President Barack Obama and Secretary of State John Kerry were to discuss the kidnapping Tuesday during one of their regularly scheduled White House meetings.
Kerry reiterated the offer of U.S. assistance during a conversation Tuesday with Nigerian President Goodluck Jonathan, who welcomed it, Carney said.
"The president was very happy to receive this offer and ready to move on it immediately," Kerry told reporters at a State Department news conference with European Union foreign policy chief Catherine Ashton. "We are immediately engaging in order to implement this.
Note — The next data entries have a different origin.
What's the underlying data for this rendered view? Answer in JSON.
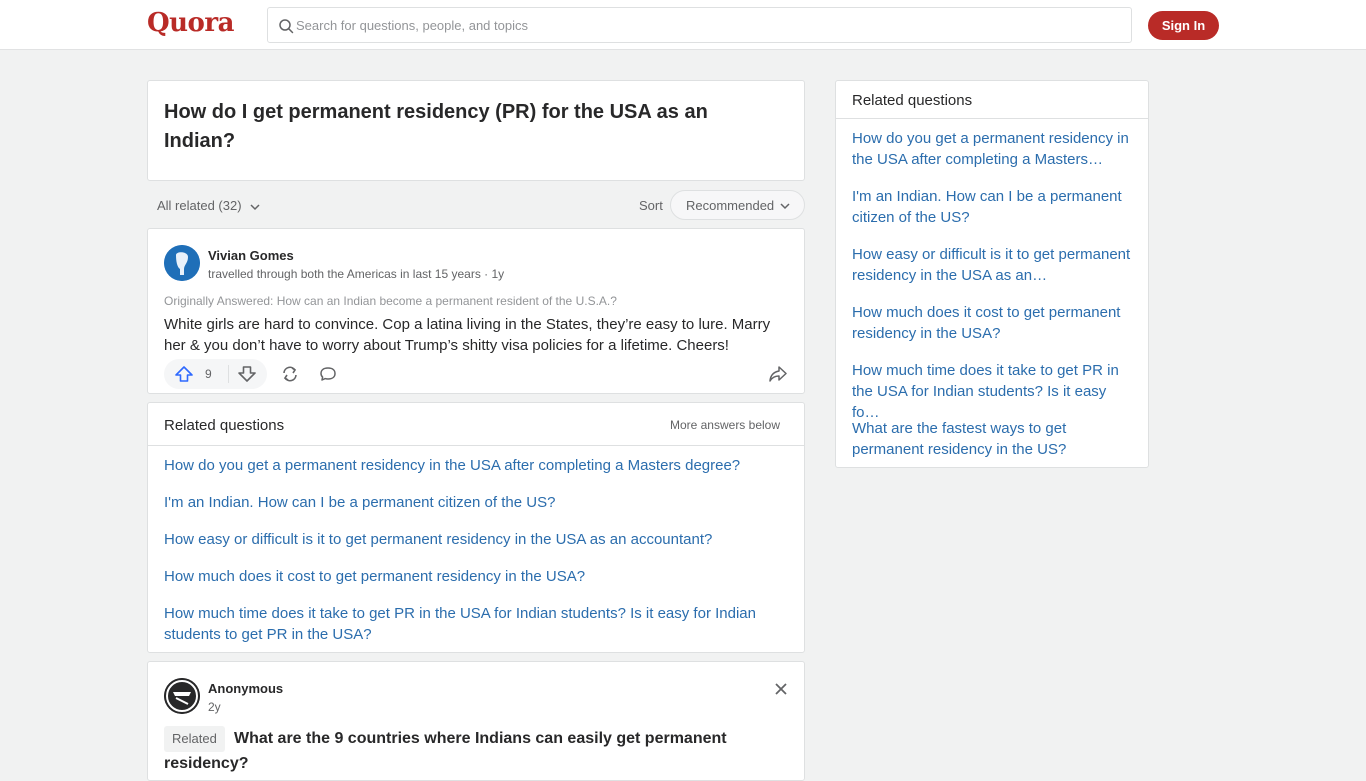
{
  "header": {
    "logo": "Quora",
    "search_placeholder": "Search for questions, people, and topics",
    "signin_label": "Sign In"
  },
  "question": {
    "title": "How do I get permanent residency (PR) for the USA as an Indian?"
  },
  "filters": {
    "all_related": "All related (32)",
    "sort_label": "Sort",
    "sort_value": "Recommended"
  },
  "answer": {
    "author": "Vivian Gomes",
    "credential": "travelled through both the Americas in last 15 years · 1y",
    "originally_answered": "Originally Answered: How can an Indian become a permanent resident of the U.S.A.?",
    "text": "White girls are hard to convince. Cop a latina living in the States, they’re easy to lure. Marry her & you don’t have to worry about Trump’s shitty visa policies for a lifetime. Cheers!",
    "upvotes": "9"
  },
  "related_main": {
    "title": "Related questions",
    "more_answers": "More answers below",
    "items": [
      "How do you get a permanent residency in the USA after completing a Masters degree?",
      "I'm an Indian. How can I be a permanent citizen of the US?",
      "How easy or difficult is it to get permanent residency in the USA as an accountant?",
      "How much does it cost to get permanent residency in the USA?",
      "How much time does it take to get PR in the USA for Indian students? Is it easy for Indian students to get PR in the USA?"
    ]
  },
  "anon_answer": {
    "author": "Anonymous",
    "time": "2y",
    "badge": "Related",
    "question": "What are the 9 countries where Indians can easily get permanent residency?"
  },
  "sidebar": {
    "title": "Related questions",
    "items": [
      "How do you get a permanent residency in the USA after completing a Masters…",
      "I'm an Indian. How can I be a permanent citizen of the US?",
      "How easy or difficult is it to get permanent residency in the USA as an…",
      "How much does it cost to get permanent residency in the USA?",
      "How much time does it take to get PR in the USA for Indian students? Is it easy fo…",
      "What are the fastest ways to get permanent residency in the US?"
    ]
  },
  "colors": {
    "brand": "#b92b27",
    "link": "#2b6dad",
    "background": "#f1f2f2"
  }
}
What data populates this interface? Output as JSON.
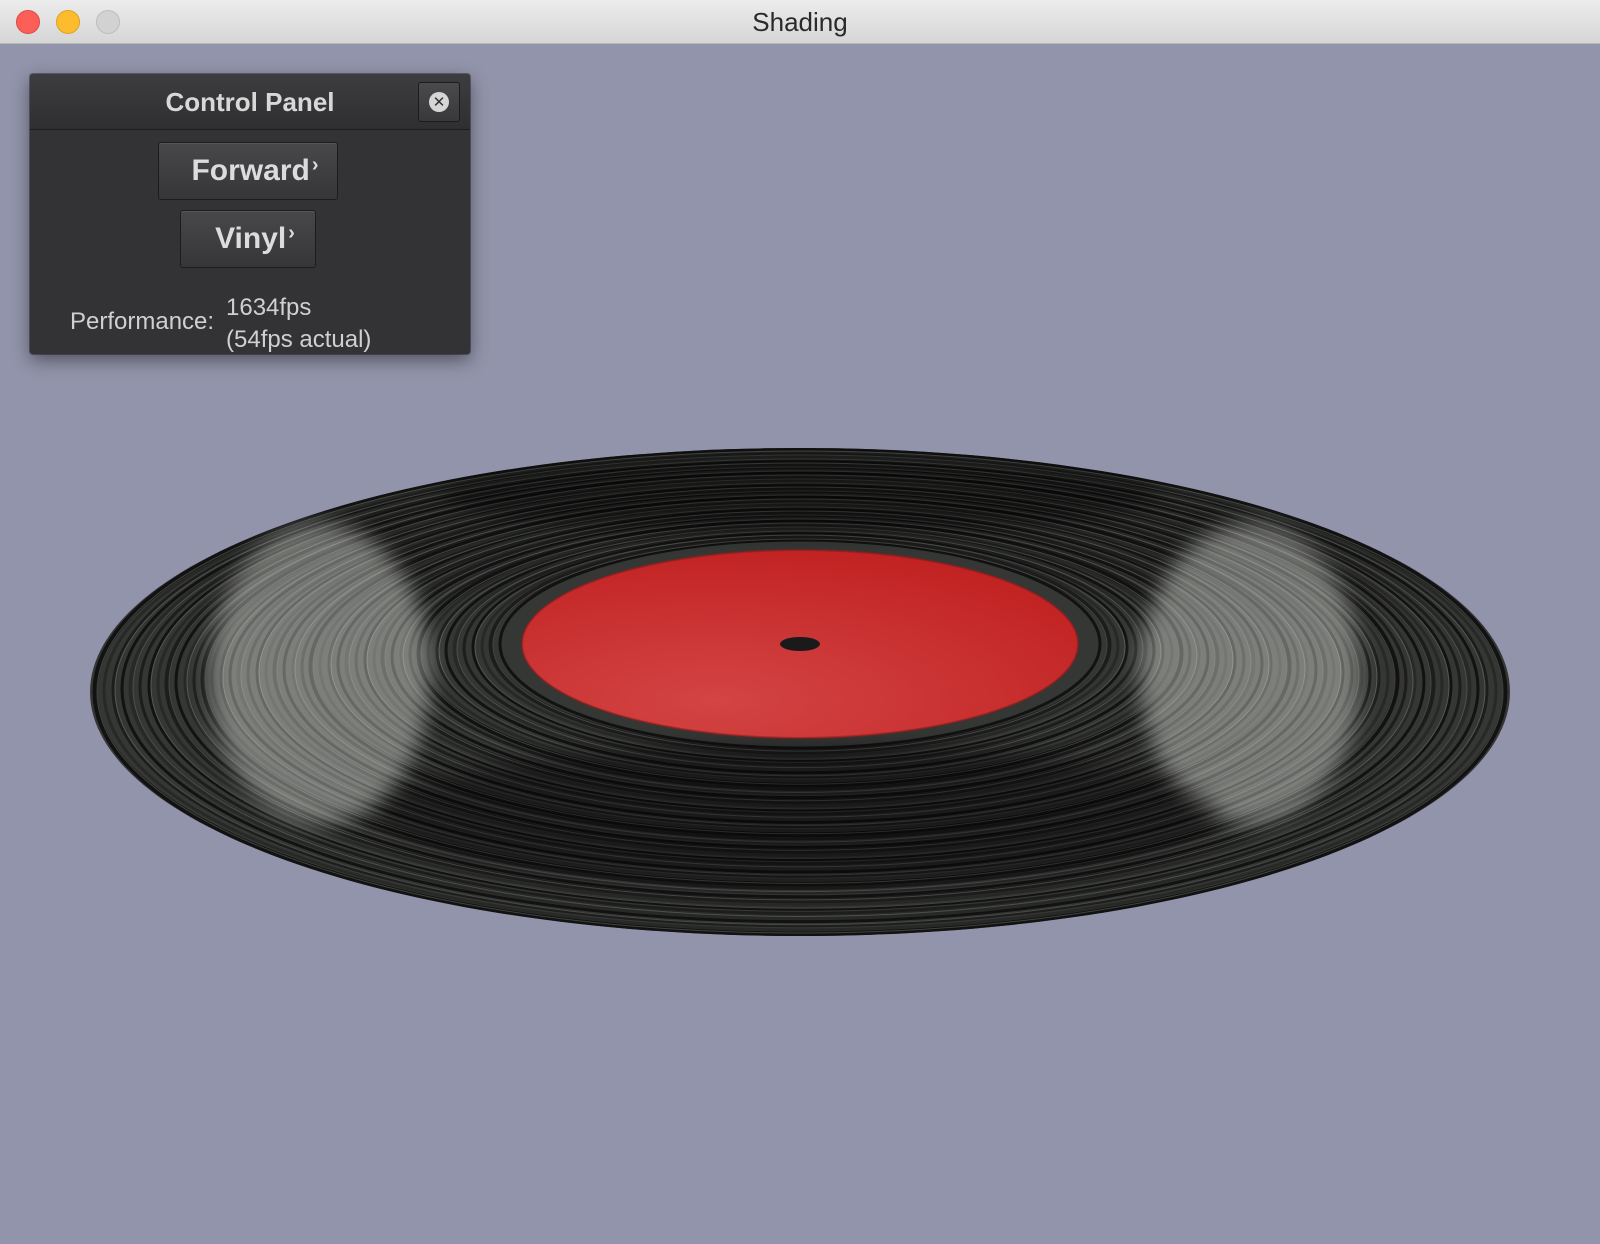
{
  "window": {
    "title": "Shading"
  },
  "control_panel": {
    "title": "Control Panel",
    "buttons": [
      {
        "label": "Forward",
        "chevron": "›"
      },
      {
        "label": "Vinyl",
        "chevron": "›"
      }
    ],
    "performance": {
      "label": "Performance:",
      "fps": "1634fps",
      "actual": "(54fps actual)"
    }
  },
  "scene": {
    "object": "vinyl record",
    "colors": {
      "background": "#9294ab",
      "vinyl": "#1b1b1b",
      "label": "#cc2a2a"
    }
  }
}
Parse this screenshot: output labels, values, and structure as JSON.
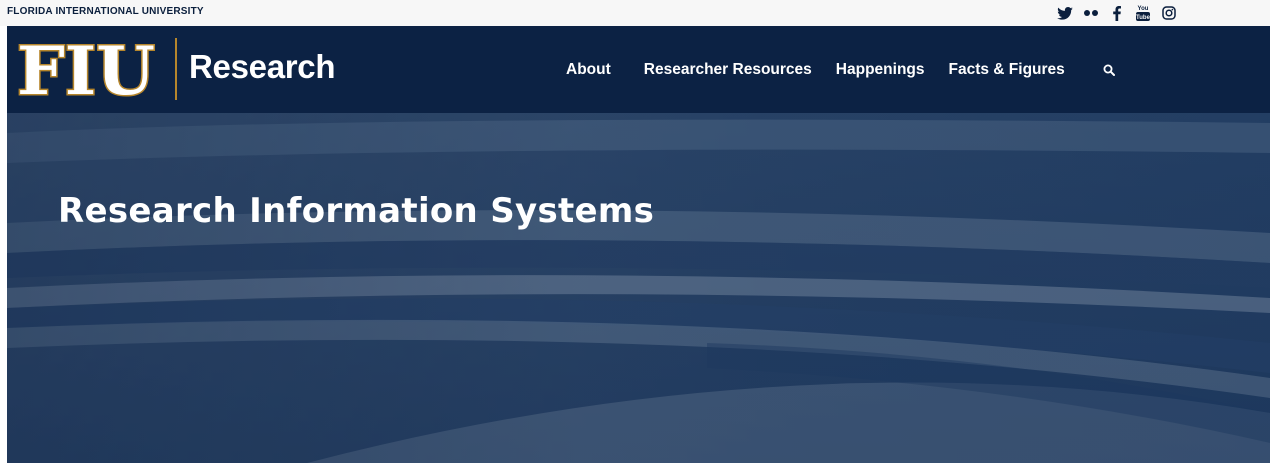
{
  "topbar": {
    "university_name": "FLORIDA INTERNATIONAL UNIVERSITY",
    "social_icons": [
      "twitter-icon",
      "flickr-icon",
      "facebook-icon",
      "youtube-icon",
      "instagram-icon"
    ],
    "youtube_text": "You Tube"
  },
  "header": {
    "logo_mark": "FIU",
    "logo_text": "Research",
    "nav": {
      "about": "About",
      "researcher_resources": "Researcher Resources",
      "happenings": "Happenings",
      "facts_figures": "Facts & Figures"
    },
    "search_icon": "search-icon"
  },
  "hero": {
    "title": "Research Information Systems"
  },
  "colors": {
    "navy": "#0c2244",
    "gold": "#b6862c",
    "topbar_bg": "#f7f7f7",
    "white": "#ffffff"
  }
}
We remain deeply concerned about the welfare of these young girls."
The experts, including a team to be assembled by the U.S. Embassy in Abuja, the Nigerian capital, will include U.S. military and law enforcement personnel capable of sharing their skills on intelligence, investigations, hostage negotiating, information sharing and victim assistance, as well as officials with other expertise, Carney said.
The U.S. was not considering sending in armed forces, Carney said.
He said the U.S. is committed to assisting Nigeria, but he stressed repeatedly that it is the Nigerian government's responsibility to keep its citizens safe and secure.
"Appropriate action must be taken to locate and to free these young women before they are trafficked or killed," Carney said. "We urge the Nigerian government to ensure that it is bringing all appropriate resources to bear in a concerted effort to ensure their safe return."
A statement issued by Jonathan's office said the U.S. offer "includes the deployment of U.S. security personnel and assets to work with their Nigerian counterparts in the search and rescue operation." The statement said Nigeria's security agencies are working at "full capacity" to find the girls, who were taken April 15 from their school in the remote northeast.
Nigeria's police have said more than 300 girls were abducted. Of that number, 276 remain in captivity and 53 escaped.
Nigeria's Islamic extremist leader, Abubakar Shekau, threatened in a new videotape received Monday to sell the girls. Shekau also for the first time claimed responsibility for the abduction and warned that his group, Boko Haram, plans to attack more schools and abduct more girls. Boko Haram means "Western education is sinful."